Despite Defendant’s arguments, the Court did not limit itself to any specific categories of wrongful discharge claims. Instead, the Court, relying on the Pennsylvania Supreme Court’s recent decision in Weaver v. Harpster, 975 A.2d 555 (Pa. 2009), held that it could declare that an action is a violation of public policy “only when a given policy is so obviously for or against public health, safety, morals, or welfare that there is a virtual unanimity of opinion in regard to it.” Applying this standard to the facts alleged in Oliveri’s complaint, the Court held that to “terminate [Oliveri’s] employment for making complaints regarding safety of the drivers/trucks, would be a violation of Pennsylvania’s public policy.”

In reaching its conclusion, the Court cited several cases in which Pennsylvania courts, in various contexts, have recognized that highway safety and the regulation of commercial motor vehicles are significant matters of public policy. In addition, the Court noted that the Pennsylvania legislature has adopted by reference federal regulations involving the safety issues involved in Oliveri’s case (driver drug and alcohol testing and inspection repair and maintenance of commercial motor carriers).

The opinion is significant because, relying on Weaver, the Court refused to limit claims for wrongful discharge in violation of public policy in Pennsylvania to specific situations or types of claims. This may bring an end to a disturbing trend among federal district courts in Pennsylvania in which judges have suggested such claims were limited to only three “categories.” See, e.g., Diberardinis-Mason v. SuperFresh, 94 F. Supp.2d 626 (E.D. Pa. 200) (“public policy exception is generally broken down into three categories” and rejecting claim that did not fit within them); Zoe v. Impact Systems, Inc., 2009 U.S. Dist. LEXIS 7906 (M.D. Pa. 2009) (“There are three embodiments of the public policy exception that can support an at-will employee’s claim for wrongful discharge.”)

Recently, a judge in the Court of Common Pleas for Philadelphia County, The Honorable Arnold L. New, rejected a defendant’s assertion that public policy claims in Pennsylvania are recognized in only three limited instances. Haun v. Phoenixville Hospital, 2009 Phila. Ct. Com. Pl. LEXIS 243 (Phila. Ct. Com. Pls. November 5, 2009). In Haun, the Court stated: “This characterization, while helpful, is misleading because courts have recognized public policy exceptions that fall outside of these three categories.” In that case, the plaintiff, a hospital executive, alleged that it violated public policy when his employer fired him because he filed a medical malpractice claim against the hospital arising out of the care provided to his infant son.
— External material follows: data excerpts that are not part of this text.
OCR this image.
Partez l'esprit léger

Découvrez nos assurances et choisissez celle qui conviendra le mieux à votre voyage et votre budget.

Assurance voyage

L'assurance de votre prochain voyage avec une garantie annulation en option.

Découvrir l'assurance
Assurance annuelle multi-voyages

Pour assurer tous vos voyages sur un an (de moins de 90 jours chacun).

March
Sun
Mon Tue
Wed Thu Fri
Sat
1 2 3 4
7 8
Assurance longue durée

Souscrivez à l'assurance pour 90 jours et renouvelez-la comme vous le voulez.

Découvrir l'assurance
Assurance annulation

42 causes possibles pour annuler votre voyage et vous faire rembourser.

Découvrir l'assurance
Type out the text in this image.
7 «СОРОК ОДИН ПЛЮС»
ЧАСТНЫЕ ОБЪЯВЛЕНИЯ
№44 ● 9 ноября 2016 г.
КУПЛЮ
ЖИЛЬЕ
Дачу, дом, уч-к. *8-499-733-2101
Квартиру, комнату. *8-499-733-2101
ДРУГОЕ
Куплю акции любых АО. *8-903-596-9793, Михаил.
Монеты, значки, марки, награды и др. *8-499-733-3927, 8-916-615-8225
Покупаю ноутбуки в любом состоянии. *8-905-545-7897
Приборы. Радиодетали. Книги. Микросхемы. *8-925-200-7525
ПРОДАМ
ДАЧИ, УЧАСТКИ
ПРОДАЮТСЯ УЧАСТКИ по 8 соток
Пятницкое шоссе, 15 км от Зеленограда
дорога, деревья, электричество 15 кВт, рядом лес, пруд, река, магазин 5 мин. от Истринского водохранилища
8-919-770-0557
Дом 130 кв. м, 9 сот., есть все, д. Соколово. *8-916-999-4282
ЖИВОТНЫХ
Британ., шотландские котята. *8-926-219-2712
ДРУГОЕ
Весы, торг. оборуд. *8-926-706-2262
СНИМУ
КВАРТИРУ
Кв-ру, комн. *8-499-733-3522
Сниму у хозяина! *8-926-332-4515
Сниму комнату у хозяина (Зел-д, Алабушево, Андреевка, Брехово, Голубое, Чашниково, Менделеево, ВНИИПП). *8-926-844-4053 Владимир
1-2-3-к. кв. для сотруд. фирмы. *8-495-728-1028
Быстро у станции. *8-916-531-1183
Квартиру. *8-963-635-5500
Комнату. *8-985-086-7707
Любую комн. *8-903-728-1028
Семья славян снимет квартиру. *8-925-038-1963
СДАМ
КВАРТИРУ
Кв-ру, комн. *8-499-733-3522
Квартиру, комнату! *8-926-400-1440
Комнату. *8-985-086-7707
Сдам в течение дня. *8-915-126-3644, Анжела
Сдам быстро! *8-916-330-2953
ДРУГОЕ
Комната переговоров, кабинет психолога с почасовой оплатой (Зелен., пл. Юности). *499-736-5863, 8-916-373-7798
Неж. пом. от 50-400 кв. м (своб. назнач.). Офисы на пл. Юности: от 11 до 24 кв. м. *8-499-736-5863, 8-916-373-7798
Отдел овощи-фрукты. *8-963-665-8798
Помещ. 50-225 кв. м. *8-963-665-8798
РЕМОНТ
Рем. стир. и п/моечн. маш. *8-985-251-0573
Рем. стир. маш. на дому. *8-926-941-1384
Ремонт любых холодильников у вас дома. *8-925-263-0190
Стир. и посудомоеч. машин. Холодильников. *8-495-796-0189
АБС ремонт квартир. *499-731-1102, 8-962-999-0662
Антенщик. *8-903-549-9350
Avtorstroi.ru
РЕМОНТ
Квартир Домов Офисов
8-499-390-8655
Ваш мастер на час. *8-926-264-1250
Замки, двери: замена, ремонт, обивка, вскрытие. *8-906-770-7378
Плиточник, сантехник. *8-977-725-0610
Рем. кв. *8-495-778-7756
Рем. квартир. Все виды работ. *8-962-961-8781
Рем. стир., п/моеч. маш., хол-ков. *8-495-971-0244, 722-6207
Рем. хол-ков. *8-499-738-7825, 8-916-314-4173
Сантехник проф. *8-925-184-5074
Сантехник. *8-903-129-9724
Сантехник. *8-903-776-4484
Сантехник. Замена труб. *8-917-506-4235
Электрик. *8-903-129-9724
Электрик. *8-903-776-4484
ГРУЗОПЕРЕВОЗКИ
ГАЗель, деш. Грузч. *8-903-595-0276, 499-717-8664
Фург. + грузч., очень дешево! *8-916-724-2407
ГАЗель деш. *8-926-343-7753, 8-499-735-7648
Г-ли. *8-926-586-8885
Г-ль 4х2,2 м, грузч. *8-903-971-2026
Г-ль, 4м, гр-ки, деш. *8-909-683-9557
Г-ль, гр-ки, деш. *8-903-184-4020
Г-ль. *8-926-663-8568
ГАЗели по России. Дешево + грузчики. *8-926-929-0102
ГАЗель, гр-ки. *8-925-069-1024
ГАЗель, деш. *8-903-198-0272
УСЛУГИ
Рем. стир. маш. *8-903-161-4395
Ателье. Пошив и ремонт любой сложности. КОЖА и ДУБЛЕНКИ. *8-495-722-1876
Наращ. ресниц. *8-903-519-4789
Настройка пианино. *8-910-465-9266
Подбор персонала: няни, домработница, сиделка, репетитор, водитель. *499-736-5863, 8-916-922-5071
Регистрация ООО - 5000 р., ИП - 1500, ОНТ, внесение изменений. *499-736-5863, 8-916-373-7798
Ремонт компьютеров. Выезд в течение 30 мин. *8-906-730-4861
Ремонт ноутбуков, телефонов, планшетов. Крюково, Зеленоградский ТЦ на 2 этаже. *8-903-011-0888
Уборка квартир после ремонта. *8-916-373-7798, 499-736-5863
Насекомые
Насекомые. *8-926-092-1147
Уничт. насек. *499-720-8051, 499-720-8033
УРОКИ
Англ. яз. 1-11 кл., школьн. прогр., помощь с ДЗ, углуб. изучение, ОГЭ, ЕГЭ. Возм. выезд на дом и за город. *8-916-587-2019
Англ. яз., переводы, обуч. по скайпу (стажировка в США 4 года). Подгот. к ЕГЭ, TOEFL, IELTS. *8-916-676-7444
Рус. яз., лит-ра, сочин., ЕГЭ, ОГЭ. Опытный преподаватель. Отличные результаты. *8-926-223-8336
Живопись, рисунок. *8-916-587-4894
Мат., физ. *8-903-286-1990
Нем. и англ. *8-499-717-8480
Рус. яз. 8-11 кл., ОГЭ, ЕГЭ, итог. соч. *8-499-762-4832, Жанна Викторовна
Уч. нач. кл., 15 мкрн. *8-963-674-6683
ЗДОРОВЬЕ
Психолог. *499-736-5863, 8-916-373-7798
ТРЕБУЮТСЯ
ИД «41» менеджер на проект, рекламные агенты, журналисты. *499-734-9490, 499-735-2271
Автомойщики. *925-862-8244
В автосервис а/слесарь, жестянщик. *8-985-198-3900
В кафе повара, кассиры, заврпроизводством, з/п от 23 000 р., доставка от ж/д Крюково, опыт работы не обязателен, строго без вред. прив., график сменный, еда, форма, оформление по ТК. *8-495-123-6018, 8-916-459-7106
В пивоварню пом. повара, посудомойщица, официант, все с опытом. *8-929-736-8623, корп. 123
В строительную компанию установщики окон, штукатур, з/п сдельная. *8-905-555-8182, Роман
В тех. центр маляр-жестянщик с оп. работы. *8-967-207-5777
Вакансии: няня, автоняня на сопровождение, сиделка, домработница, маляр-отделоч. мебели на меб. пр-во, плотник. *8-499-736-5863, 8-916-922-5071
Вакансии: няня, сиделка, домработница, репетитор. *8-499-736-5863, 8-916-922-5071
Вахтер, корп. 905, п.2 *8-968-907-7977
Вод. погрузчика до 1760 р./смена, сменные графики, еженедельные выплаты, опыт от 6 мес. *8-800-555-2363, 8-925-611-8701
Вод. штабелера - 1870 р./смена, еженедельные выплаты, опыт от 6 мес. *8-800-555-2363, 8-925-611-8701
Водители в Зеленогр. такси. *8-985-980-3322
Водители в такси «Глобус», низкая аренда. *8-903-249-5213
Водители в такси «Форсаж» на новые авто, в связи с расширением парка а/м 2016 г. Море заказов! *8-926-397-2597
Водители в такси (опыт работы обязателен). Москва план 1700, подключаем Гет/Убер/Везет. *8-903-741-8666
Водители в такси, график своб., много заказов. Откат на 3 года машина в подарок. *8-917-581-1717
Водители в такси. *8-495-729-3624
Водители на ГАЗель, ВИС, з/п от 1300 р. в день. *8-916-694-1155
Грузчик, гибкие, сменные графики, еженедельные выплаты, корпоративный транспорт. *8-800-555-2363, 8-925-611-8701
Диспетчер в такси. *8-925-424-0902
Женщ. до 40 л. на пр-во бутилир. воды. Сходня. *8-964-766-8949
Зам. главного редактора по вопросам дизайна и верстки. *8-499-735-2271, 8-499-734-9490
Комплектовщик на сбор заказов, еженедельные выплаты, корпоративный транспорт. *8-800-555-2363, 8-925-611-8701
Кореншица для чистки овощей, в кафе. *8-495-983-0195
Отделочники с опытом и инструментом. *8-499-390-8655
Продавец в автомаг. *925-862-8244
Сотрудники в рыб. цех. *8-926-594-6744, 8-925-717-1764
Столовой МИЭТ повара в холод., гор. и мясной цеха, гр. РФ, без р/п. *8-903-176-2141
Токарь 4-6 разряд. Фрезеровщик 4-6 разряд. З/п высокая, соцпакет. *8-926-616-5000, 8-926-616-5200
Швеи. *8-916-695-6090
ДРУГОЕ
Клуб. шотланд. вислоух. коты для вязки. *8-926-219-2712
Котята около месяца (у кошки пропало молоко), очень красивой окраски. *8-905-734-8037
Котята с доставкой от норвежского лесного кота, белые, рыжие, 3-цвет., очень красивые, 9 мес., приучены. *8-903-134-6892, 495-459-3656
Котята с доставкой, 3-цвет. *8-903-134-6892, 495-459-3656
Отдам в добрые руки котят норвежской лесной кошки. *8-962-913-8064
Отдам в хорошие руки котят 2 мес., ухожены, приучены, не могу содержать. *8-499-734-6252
The defendant in Haun filed a Petition for Review, which is still pending with the Pennsylvania Superior Court.

About the Company
U.S. Foodservice is a commercial motor carrier based in Columbia, Maryland, engaged in transporting commercial goods on the highways. The company, according to its website, employs over 27,000 people and has over 70 distribution centers across the country, including the Pittston distribution center, which operates as part of the “North Star Foodservice” division.

Plaintiff’s Counsel
Oliveri is represented by Julie A. Uebler, Esquire and Edward J. Heffernan, Esquire of Rubin, Fortunato & Harbison P.C. Rubin Fortunato has built a nationally-respected employment law practice based in suburban Philadelphia, PA, representing both corporations and individuals in virtually all areas related to employment law.

Defendant’s Counsel
A. Jack Finklea, Esq. of Scopelitis, Garfin, Light, Hanson & Feary of Indianapolis, IN represents U.S. Foodservice in this matter.